Lahmanns Kurkonzept basierte neben der Ernährung auf Wasseranwendungen und den so genannten „Luftbädern“, Bewegung in der freien Natur sowie Sport, d. h. Prinzipien der Abhärtung. Einige Patienten waren in „Lufthütten“ untergebracht, auch verordnete er Liegekuren im Freien. Jeden Morgen trafen sich die Patienten leicht bekleidet zur Gymnastik. Dazu kamen Fangopackungen, Inhalationen und Behandlungen mit UV-Licht sowie elektrotherapeutische Behandlungen.
Dieses Behandlungskonzept nannte Lahmann „Physiatrie“ und ist noch heute in wesentlichen Teilen Allgemeingut der Rehabilitationsmedizin.[3]
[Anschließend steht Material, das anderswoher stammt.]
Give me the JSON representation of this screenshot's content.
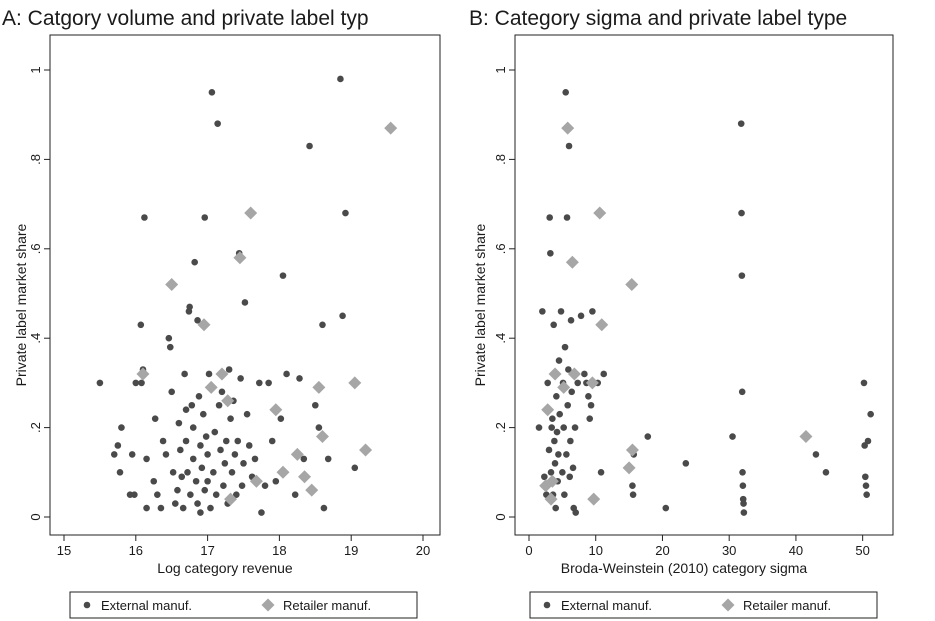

Zur Beherbergung der Gäste musste Lahmann bereits im ersten Jahr drei Villen zumieten. Das Konzept der dezentralen Unterbringung bewährte sich für den ganzjährigen Betrieb, so dass Lahmann bis zu seinem Tod 1905 zehn Villen kaufte bzw. errichten ließ (unter ihnen auch 1897 die Villa „Heinrichshof“ als Wohnsitz der Familie), denen bis zum Ersten Weltkrieg noch zwei weitere folgen sollten. Nach Lahmanns Tod wurde das Haus von der Familie weitergeführt. 1907 wurde erstmals ein Chefarzt eingestellt: Ernst von Düring, auf ihn folgte 1911 Heinrich Kraft.[4]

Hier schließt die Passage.